カザフスタンのカシムジョマルト・トカエフ大統領は7日、政府に対して石油輸出
ルートの多様化を命じた。ロシアの裁判所が前日に、カスピ海パイプライン連合
(CPC)に対して30日間の業務停止を命じたことと関連するとみられている。
カザフスタンは、欧州へ石油を輸出するにはロシアを経由するしかない。CPCは世
界の石油供給の1%を占める。1970年代のオイルショック以来の混乱に見舞われて
いる石油市場がさらに打撃を受けるのは必至だ。
トカエフ大統領は、ロシアを迂回するカスピ海パイプラインを新設して欧州に石油
を供給するプロジェクトについて調査を開始することも命じた。
ロシアの裁判所の判決が下る前に、トカエフ大統領は欧州のエネルギー調達に協力
する姿勢を示していた。
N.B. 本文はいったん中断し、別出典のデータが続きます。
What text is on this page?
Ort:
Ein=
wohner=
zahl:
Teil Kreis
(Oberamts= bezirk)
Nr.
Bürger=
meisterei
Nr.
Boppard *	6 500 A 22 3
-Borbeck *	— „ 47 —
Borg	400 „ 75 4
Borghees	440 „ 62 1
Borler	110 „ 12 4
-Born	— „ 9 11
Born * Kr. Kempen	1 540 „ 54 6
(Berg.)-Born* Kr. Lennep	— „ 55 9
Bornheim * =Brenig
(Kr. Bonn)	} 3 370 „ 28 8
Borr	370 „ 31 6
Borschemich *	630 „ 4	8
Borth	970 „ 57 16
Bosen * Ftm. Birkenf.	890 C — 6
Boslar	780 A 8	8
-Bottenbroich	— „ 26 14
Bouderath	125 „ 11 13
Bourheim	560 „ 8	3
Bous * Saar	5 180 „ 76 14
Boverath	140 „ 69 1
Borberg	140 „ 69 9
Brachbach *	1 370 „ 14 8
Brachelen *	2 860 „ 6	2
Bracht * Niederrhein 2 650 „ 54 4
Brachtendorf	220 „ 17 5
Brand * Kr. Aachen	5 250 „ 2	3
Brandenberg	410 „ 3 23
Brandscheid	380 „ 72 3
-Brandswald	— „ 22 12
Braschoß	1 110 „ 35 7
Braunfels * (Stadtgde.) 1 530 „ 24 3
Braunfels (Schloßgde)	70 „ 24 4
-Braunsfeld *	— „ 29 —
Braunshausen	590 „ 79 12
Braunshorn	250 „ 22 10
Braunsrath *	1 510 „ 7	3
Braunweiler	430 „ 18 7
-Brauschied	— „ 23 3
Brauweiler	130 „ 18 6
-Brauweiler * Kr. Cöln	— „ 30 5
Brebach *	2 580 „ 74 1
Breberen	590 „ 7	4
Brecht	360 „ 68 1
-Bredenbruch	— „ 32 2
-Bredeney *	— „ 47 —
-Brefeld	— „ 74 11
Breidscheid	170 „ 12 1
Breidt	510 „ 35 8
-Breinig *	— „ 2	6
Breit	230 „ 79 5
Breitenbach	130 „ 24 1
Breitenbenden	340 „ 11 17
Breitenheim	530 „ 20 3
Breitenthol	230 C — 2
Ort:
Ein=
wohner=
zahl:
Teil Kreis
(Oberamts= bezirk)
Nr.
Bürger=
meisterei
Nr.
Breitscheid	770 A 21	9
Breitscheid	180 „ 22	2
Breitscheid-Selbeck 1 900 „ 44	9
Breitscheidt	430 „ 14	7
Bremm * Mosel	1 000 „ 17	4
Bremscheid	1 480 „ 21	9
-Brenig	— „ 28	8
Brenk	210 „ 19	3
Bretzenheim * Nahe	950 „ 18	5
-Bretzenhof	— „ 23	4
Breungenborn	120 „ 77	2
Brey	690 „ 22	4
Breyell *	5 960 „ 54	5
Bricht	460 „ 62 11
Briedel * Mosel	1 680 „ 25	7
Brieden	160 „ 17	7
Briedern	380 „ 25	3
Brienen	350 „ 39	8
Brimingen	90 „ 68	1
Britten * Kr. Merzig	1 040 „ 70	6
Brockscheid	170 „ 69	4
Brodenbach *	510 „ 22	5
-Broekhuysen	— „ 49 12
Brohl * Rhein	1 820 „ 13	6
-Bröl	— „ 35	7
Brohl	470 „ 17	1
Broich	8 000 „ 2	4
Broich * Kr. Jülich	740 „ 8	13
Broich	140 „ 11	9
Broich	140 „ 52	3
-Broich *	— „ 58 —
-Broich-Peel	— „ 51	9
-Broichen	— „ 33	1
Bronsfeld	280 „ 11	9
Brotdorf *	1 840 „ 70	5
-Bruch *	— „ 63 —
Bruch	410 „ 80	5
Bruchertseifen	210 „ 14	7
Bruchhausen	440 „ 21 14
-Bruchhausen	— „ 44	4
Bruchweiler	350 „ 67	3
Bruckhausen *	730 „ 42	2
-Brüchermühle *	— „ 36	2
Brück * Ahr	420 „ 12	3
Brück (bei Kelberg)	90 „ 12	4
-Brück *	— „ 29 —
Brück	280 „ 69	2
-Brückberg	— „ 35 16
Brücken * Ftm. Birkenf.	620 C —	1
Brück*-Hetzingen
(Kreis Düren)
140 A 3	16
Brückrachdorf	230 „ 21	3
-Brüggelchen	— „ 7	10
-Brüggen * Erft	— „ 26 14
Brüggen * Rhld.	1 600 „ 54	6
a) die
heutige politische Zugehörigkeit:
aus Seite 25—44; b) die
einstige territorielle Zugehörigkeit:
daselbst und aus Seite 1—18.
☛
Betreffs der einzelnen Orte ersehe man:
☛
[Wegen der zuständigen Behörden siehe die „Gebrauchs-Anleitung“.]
事情に詳しい専門家のなかには、大統領が先月、親ロシア
派の支配するウクライナのルハンスクとドネツクを独立国と認めることを拒否した
ことも、CPCの業務停止につながったとみる向きもある。
カザフは可採埋蔵量70億〜100億バレルのテンギス油田を擁する。2021年は日量53
万4,000バレルを生産した。